Panic. What to do? Grudgingly, the staff bus driver agreed to drop me back at the North Entrance. Would he take me on to Denizli? No, he would not. And so I found myself abandoned on a country road with no street lights kilometres away from anywhere all on my own in the freezing cold. “You’ll have to flag down a bus,” the unhelpful man in the warm security booth said to me, and no he wouldn’t help me do so, even though it was almost impossibly hard to distinguish bus from car behind the headlights rushing towards me in the pitch dark.

This was the second time in one day that I’d found myself petrified while supposedly enjoying a visit to an archaeological site (see Fear of Flooring).

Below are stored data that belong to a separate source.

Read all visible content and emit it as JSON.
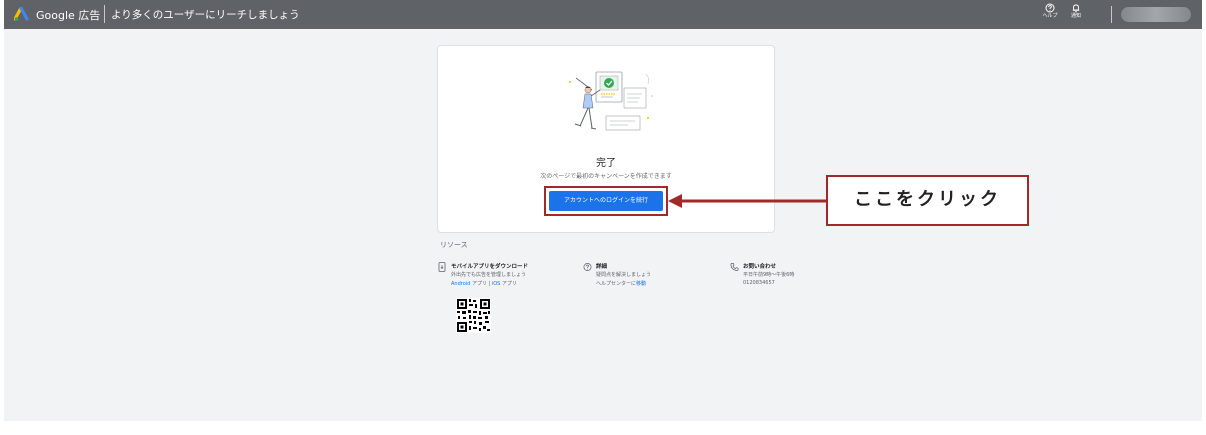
{
  "header": {
    "brand": "Google 広告",
    "headline": "より多くのユーザーにリーチしましょう",
    "help_label": "ヘルプ",
    "notifications_label": "通知",
    "bar_color": "#5f6368"
  },
  "card": {
    "title": "完了",
    "subtitle": "次のページで最初のキャンペーンを作成できます",
    "button_label": "アカウントへのログインを続行",
    "button_color": "#1a73e8"
  },
  "annotation": {
    "callout_text": "ここをクリック",
    "highlight_color": "#a3282a"
  },
  "resources": {
    "title": "リソース",
    "mobile": {
      "title": "モバイルアプリをダウンロード",
      "desc": "外出先でも広告を管理しましょう",
      "android": "Android",
      "android_suffix": "アプリ",
      "separator": "|",
      "ios": "iOS",
      "ios_suffix": "アプリ"
    },
    "details": {
      "title": "詳細",
      "desc": "疑問点を解決しましょう",
      "link_prefix": "ヘルプセンターに",
      "link": "移動"
    },
    "contact": {
      "title": "お問い合わせ",
      "hours": "平日午前9時〜午後6時",
      "phone": "0120834657"
    }
  }
}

Then just as I was cursing the authorities for failing to provide a street light at the exit I glimped a bus heading towards Karahayıt and was able to attract the driver’s attention. Karahayıt, for those who don’t know it, is a ramshackle thermal resort catering predominantly for Turkish families. Not somewhere I much wanted to hang out in after dark in the winter.

“Where can I get the bus to Denizli?” I asked the driver who gave me a funny look as well he might have done since it was in precisely the opposite dircetion.

“Well, I was afraid, alone and in the dark there,” I admited sheepishly.

And what of Pamukkale itself, a sight about which I usually harbour rather mixed feelings? Actually, it was a fine day to visit, not too crowded, nor yet drearily empty. Where once a string of crummy motels lined the ridge abover the travertines there’s now a boardwalk backed with gardens which looks great but would presumably be very slippery after rain (while I was there one woman managed to fall rather spectacularly over the side even when the wood was bone dry). And on this visit for the first time I noticed the medieval castle with travertines lapping rather romantically at its foundations, something I’d never picked up on before.

Work continues on restoring the backdrop to the stage in the theatre, but for me the biggest problem on this visit was the shortness of the winter dayt and the fact that I’d already frittered away too much of it at Laodicea. I enjoyed my stroll through the necropolis and down Frontinus Street but that left too little time to walk across to the Martyrium of St Philip. Another visit, then. This time preferably in daylight.